After 7 months of travelling I have gotten used to the bus life, even though I am extremely car sick. So as long as I can safely go from point A to point B with a little leg room and a comfortable seat, I am happy with the situation. When I notice that the buses have very bad reviews and when I have to travel more than 10 hours, I usually choose to fly.
- Vaccination
Here you will find an overview of the vaccinations you need for Peru.

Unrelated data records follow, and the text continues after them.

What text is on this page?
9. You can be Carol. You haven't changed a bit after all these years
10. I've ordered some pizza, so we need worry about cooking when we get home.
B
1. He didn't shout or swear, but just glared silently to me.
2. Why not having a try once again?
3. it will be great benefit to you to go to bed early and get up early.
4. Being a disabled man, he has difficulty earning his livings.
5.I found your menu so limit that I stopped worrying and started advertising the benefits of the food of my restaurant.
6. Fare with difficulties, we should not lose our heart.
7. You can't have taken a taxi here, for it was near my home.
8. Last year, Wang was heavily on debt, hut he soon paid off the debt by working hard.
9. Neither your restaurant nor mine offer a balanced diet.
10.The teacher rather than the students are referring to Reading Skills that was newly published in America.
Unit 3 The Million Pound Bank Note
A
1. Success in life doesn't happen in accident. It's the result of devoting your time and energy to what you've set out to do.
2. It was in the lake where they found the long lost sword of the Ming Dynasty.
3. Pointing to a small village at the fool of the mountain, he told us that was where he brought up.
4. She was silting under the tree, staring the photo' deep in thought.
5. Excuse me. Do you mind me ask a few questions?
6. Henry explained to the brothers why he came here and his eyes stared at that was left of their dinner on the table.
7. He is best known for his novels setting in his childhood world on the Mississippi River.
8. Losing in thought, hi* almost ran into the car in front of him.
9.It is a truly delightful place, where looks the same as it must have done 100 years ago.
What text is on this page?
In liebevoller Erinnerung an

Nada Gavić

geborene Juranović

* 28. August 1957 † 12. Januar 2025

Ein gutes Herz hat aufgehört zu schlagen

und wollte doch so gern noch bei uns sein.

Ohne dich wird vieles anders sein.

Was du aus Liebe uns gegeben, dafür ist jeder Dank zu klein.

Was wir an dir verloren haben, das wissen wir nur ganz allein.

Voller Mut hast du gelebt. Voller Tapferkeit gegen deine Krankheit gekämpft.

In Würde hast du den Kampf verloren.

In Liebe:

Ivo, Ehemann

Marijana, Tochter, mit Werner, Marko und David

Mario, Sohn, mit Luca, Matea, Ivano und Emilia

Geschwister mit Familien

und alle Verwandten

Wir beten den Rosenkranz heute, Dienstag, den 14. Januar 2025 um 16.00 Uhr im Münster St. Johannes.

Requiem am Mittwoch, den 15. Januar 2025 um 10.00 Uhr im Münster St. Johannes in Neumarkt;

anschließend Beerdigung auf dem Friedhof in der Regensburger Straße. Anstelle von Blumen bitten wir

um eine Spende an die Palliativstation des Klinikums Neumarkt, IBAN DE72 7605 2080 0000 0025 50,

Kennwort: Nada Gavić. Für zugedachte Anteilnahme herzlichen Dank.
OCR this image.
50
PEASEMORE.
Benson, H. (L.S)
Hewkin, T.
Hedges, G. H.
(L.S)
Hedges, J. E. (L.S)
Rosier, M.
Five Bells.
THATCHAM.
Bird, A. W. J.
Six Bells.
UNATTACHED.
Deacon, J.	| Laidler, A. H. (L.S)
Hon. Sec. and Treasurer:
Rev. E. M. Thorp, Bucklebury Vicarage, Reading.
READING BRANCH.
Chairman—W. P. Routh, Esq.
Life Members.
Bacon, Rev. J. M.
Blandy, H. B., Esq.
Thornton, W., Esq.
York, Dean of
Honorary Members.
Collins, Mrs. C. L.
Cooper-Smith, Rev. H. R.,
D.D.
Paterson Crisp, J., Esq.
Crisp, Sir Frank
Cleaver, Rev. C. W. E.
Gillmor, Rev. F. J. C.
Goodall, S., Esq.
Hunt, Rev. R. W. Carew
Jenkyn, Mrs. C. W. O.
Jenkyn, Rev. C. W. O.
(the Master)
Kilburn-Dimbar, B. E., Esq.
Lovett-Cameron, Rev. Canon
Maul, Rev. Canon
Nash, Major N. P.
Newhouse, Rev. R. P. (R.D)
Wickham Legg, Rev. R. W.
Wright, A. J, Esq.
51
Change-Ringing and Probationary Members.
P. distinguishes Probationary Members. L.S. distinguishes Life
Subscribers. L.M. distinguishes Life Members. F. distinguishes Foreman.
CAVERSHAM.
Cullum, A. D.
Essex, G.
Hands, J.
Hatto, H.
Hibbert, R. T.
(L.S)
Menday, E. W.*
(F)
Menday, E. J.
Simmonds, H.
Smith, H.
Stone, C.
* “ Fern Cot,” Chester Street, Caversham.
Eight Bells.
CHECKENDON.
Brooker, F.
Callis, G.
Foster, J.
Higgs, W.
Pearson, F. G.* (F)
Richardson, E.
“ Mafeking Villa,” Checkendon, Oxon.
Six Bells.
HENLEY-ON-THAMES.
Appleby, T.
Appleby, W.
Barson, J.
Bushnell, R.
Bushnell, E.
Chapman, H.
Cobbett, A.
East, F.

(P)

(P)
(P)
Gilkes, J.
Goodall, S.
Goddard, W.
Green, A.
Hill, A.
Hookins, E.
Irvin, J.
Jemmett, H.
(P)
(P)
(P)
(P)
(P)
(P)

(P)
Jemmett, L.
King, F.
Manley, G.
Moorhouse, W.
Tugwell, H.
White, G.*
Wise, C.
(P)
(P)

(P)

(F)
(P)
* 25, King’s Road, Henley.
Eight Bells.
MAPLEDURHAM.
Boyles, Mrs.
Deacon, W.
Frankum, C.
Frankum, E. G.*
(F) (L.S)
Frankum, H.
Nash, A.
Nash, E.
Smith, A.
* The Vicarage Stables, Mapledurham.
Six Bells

Make an appointment for your vaccinations in time before you leave. Many people do not take vaccinations because they find it very expensive and / or unnecessary. In some countries, however, certain vaccinations are mandatory, such as yellow fever. You need to be able to show this by means of a vaccination booklet. Keep this in mind. No vaccination is compulsory in Peru
You can get infectious diseases in Peru. The vaccinations are therefore certainly necessary to protect yourself.
Tip: check if your health insurance covers the vaccinations. Do they not compensate for this? Then change your insurance if that’s possible in your country. This can save you a lot of money!


My itinerary: Lima – Huaraz – Paracas – Ica/Huacachina – Cusco.